Assuming the 90 days trading horizon Baker Hughes is expected to generate 2.34 times less return on investment than Melco Resorts. But when comparing it to its historical volatility, Baker Hughes is 2.31 times less risky than Melco Resorts. It trades about 0.17 of its potential returns per unit of risk. Melco Resorts Entertainment is currently generating about 0.17 of returns per unit of risk over similar time horizon. If you would invest  1,414  in Melco Resorts Entertainment on April 25, 2025 and sell it today you would earn a total of  469.00  from holding Melco Resorts Entertainment or generate 33.17% return on investment over 90 days.
Time Period3 Months [change]
DirectionMoves Together 
StrengthInsignificant
Accuracy100.0%
ValuesDaily Returns

Baker Hughes  vs.  Melco Resorts Entertainment

 Performance 
       Timeline  
Baker Hughes 

Risk-Adjusted Performance

Good

 
Weak
 
Strong
Compared to the overall equity markets, risk-adjusted returns on investments in Baker Hughes are ranked lower than 13 (%) of all global equities and portfolios over the last 90 days. Despite somewhat uncertain forward-looking signals, Baker Hughes sustained solid returns over the last few months and may actually be approaching a breakup point.
Melco Resorts Entert 

Risk-Adjusted Performance

Good

 
Weak
 
Strong
Compared to the overall equity markets, risk-adjusted returns on investments in Melco Resorts Entertainment are ranked lower than 13 (%) of all global equities and portfolios over the last 90 days. Despite somewhat weak essential indicators, Melco Resorts sustained solid returns over the last few months and may actually be approaching a breakup point.

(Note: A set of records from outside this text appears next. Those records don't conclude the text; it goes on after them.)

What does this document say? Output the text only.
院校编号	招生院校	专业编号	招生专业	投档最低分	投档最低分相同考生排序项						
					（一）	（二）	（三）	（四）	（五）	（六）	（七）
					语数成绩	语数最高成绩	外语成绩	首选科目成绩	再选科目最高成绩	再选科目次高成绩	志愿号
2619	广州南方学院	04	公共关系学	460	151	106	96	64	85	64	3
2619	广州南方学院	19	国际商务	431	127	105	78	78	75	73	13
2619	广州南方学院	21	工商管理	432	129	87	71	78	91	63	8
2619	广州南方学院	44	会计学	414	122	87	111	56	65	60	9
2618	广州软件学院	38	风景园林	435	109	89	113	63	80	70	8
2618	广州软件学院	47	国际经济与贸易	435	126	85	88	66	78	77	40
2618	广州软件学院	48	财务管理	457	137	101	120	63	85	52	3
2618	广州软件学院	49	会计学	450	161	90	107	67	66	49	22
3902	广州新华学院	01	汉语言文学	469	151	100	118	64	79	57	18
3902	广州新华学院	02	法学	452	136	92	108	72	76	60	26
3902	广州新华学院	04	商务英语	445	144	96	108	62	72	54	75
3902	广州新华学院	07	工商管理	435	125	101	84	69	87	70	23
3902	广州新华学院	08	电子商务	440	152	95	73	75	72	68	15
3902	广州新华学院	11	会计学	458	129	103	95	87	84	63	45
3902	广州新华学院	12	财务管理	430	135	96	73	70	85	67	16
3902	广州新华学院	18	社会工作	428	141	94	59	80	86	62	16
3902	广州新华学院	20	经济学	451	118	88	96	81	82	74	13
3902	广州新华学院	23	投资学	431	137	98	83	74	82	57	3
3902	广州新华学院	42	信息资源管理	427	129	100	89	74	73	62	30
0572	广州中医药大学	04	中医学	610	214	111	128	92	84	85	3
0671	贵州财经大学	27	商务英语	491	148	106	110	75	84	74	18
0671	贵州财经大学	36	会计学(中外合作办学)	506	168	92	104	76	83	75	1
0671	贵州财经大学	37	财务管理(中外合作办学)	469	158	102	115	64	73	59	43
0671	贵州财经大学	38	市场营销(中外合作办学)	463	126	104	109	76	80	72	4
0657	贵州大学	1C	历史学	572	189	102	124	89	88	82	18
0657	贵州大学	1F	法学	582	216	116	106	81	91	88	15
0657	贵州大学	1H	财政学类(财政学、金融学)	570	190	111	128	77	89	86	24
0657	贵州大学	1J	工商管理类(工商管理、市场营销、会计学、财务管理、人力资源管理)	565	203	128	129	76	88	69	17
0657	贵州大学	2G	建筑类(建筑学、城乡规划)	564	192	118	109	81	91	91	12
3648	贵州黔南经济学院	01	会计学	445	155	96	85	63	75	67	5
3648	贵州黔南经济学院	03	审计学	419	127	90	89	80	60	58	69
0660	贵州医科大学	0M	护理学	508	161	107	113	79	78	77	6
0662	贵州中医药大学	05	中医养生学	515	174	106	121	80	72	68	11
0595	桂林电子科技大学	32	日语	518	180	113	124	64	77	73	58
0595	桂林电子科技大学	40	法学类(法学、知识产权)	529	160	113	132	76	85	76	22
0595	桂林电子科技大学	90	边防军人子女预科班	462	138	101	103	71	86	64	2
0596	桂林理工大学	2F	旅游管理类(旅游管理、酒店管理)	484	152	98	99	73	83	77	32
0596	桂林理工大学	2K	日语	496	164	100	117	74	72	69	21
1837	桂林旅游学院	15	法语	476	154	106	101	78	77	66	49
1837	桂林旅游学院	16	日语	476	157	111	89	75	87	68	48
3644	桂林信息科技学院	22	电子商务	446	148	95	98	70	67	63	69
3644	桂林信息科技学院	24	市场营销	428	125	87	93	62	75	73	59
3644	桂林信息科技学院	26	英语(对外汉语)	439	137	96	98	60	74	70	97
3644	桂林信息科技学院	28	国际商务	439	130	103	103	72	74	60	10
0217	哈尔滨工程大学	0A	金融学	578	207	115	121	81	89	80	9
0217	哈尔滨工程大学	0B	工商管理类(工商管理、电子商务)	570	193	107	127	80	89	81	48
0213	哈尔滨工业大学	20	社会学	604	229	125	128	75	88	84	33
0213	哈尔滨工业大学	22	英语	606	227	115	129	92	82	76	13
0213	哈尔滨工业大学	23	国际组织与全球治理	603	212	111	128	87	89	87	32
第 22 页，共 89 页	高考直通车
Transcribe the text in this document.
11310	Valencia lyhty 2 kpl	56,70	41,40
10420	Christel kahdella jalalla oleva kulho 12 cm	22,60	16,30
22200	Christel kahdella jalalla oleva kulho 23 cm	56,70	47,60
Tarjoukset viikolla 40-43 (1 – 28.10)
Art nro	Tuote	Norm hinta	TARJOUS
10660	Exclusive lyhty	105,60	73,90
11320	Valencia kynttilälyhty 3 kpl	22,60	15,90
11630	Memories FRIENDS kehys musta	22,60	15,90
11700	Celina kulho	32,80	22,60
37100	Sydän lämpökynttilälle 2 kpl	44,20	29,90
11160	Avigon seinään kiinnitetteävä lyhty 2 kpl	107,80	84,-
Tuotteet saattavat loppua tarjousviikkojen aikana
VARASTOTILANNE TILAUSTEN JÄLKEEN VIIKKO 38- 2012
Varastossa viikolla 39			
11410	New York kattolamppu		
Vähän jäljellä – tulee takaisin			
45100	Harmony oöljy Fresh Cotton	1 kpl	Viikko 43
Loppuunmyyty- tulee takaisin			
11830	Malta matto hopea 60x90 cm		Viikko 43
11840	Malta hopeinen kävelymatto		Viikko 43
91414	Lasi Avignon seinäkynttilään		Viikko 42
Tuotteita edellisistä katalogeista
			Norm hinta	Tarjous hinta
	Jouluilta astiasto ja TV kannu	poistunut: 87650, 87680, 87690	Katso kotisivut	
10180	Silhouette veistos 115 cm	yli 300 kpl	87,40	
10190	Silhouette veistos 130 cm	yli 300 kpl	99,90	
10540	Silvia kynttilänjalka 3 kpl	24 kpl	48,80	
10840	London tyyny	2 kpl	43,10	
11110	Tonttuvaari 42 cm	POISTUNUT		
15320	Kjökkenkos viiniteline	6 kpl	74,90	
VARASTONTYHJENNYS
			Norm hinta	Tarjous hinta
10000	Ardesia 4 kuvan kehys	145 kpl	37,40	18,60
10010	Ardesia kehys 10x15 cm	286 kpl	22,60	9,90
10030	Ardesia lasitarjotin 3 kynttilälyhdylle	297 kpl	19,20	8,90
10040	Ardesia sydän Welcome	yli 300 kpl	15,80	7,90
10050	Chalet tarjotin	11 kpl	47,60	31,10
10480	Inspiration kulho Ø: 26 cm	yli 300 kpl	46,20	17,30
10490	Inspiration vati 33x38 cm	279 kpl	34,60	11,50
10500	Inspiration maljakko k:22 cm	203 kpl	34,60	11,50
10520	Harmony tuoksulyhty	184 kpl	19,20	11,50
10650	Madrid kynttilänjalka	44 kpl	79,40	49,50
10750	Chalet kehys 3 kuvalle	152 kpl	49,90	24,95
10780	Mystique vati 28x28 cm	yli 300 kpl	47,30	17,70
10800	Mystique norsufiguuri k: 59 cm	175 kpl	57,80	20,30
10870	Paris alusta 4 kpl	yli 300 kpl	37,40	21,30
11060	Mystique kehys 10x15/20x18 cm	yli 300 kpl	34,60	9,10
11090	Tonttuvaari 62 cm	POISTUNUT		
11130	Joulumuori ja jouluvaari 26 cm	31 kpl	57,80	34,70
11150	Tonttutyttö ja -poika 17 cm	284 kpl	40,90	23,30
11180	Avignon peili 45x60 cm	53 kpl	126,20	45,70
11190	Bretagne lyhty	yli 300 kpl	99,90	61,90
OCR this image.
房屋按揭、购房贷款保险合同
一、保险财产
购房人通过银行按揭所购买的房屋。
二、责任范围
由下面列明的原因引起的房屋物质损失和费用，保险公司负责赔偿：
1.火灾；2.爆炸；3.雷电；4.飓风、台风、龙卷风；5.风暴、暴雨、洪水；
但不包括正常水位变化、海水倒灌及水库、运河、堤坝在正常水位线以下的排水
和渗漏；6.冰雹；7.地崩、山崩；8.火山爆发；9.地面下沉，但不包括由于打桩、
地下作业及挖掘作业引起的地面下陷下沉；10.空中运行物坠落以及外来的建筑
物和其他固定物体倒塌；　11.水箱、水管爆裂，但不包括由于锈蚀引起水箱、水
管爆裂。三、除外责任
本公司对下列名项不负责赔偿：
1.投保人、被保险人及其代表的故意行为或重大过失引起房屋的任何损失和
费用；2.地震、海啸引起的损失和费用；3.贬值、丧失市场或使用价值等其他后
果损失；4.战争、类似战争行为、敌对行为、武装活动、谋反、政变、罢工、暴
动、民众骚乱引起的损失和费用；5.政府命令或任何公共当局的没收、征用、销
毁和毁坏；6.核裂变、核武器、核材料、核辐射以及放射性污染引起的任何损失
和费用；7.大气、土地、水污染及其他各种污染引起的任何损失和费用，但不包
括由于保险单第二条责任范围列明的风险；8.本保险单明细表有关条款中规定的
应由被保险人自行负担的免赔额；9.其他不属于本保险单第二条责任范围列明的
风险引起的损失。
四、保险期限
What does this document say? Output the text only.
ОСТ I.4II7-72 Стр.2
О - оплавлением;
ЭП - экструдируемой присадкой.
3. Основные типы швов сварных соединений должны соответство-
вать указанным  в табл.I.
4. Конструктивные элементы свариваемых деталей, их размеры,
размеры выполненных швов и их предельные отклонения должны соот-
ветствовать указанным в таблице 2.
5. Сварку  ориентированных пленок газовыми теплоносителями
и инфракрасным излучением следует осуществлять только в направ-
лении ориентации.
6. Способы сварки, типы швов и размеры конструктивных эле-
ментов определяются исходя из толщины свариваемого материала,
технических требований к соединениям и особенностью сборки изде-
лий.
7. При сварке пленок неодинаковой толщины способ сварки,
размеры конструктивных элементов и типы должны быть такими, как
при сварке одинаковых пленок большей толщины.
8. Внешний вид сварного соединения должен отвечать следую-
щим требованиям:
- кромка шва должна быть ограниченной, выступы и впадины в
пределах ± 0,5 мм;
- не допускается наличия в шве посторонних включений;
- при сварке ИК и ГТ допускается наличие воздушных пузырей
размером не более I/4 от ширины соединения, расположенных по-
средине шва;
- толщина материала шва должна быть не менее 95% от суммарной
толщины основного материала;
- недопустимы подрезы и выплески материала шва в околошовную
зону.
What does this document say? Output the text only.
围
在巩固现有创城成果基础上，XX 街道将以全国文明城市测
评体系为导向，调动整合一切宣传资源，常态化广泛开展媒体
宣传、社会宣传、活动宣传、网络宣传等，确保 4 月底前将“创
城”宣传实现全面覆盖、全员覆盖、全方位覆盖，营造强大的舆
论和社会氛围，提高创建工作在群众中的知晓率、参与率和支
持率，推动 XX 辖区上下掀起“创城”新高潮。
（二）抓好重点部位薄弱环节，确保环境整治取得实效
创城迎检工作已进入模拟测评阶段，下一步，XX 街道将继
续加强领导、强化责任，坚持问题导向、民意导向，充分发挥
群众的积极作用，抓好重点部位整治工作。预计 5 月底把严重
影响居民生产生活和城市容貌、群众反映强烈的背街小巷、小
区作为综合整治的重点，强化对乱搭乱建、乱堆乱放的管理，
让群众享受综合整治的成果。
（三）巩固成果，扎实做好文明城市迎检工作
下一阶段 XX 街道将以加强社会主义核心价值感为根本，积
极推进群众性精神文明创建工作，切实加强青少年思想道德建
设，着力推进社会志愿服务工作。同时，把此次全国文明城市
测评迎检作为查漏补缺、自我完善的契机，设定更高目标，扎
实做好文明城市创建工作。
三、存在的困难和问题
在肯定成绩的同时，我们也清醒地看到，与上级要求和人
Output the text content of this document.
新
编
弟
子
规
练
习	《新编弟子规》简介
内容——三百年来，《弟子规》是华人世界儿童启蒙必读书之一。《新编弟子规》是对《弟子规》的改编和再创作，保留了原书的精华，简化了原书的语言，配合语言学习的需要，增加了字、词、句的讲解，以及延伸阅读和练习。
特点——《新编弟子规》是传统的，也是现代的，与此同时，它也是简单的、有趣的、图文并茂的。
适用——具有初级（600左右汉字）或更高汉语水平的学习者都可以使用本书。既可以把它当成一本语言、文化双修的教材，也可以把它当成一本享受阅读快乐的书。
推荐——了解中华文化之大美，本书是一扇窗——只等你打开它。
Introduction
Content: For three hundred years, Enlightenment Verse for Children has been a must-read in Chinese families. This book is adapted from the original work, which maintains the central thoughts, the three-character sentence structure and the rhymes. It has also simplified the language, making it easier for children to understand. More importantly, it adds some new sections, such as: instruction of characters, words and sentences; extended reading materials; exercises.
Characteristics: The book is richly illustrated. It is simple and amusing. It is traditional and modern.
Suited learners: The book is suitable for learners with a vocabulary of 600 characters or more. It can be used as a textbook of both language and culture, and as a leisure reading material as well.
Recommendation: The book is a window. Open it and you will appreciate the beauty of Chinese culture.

Baker Hughes and Melco Resorts Volatility Contrast

   Predicted Return Density   
       Returns  

Pair Trading with Baker Hughes and Melco Resorts

The main advantage of trading using opposite Baker Hughes and Melco Resorts positions is that it hedges away some unsystematic risk. Because of two separate transactions, even if Baker Hughes position performs unexpectedly, Melco Resorts can make up some of the losses. Pair trading also minimizes risk from directional movements in the market. For example, if an entire industry or sector drops because of unexpected headlines, the short position in Melco Resorts will offset losses from the drop in Melco Resorts' long position.
The idea behind Baker Hughes and Melco Resorts Entertainment pairs trading is to make the combined position market-neutral, meaning the overall market's direction will not affect its win or loss (or potential downside or upside). This can be achieved by designing a pairs trade with two highly correlated stocks or equities that operate in a similar space or sector, making it possible to obtain profits through simple and relatively low-risk investment.
Check out your portfolio center.
Note that this page's information should be used as a complementary analysis to find the right mix of equity instruments to add to your existing portfolios or create a brand new portfolio. You can also try the Portfolio Rebalancing module to analyze risk-adjusted returns against different time horizons to find asset-allocation targets.